24 December 2019 - 15:08
Deputy president David Mabuza. He says despite the challenges the country faces, SA remains a winning nation.
Image: Gallo Images / Frennie Shivambu Deputy president David Mabuza. He says despite the challenges the country faces, SA remains a winning nation.

This has been a year of success for SA despite all the challenges facing the country, deputy president David Mabuza said in his Christmas message on Tuesday.

Mabuza said the festive period was a time when South Africans joined in various activities to mark the end of an often long and busy year.

“To some, it has been a year of success, and coming to life of hope for a better tomorrow. Yet for others, it has been a year of pain and grief for the loss of their loved ones,” Mabuza said.

He said the country had much to celebrate, as much as it must reflect on the state of its public affairs.

Mabuza said 2019 had been a tough year for the economy, leading to job losses.

He acknowledged that there were various inconveniences, including a less-than-predicable energy supply, which caused power outages in homes and workplaces.

“This has led to unfortunate disruption of our daily lives. We commit to change this situation for the better,” Mabuza said.

He said the country also experienced severe drought in some provinces, which affected agricultural production and impacted on food security and jobs.

There were many South Africans who lost their homes and belongings due to floods.

“These contrasting natural disaster are testament to changing climatic conditions. As government, we will continue to ensure that the impact of these changes is mitigated,” Mabuza said.

He said, in the midst of all these challenges, this had also been a year of major successes that brought a sense of pride and nationhood.

This included the successful general elections, and that the country's comprehensive programme against HIV/Aids, TB and sexually transmitted infections continued to yield good results.

“We now have the biggest HIV treatment programme in the world, which we must complement with a massive programme on prevention.

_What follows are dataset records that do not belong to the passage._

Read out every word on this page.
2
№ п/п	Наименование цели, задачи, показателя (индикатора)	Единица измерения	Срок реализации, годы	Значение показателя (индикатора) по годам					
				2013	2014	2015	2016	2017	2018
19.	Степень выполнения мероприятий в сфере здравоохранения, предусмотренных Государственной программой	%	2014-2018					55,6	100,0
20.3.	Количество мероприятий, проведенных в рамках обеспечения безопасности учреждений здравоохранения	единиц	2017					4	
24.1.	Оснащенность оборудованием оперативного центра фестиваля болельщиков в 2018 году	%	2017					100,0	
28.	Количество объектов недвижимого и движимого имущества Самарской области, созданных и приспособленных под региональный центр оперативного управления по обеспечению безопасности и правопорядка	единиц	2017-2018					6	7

“As we enjoy ourselves during this time, we are particularly called upon to act responsibly and prevent new infections that are mostly affecting young members of our communities.”

Mabuza also noted that the Soweto Gospel Choir won the Grammy for the Best World Music Album, Zozibini Tunzi won the Miss Universe title, the 17-year-old Kealeboga Matsafu, was crowned Miss Teen Queen of Globe for 2019, the Proteas netball team was crowned the 2019 Africa Netball Champions, the Springboks brought home the Webb Ellis Cup, and the Under 23 football team qualified for the 2020 Olympic Games.

“These are but some of the many achievements of South Africans here at home and abroad. Indeed, despite all our challenges, we remain a winning nation,” he said.

However, Mabuza said just as the country celebrated these human achievements, in the same breath, there was the blight of racism, tribalism, violence against women, xenophobia and homophobia that continues to befall SA. 

“These social ills are in conflict with our values as South Africans.”

Mabuza called all to join hands to isolate from society all those who perpetuated  these acts of violence and abuse against women, children, older persons and all the vulnerable.

“For us, Christmas should represents a new season of hope for a different tomorrow.”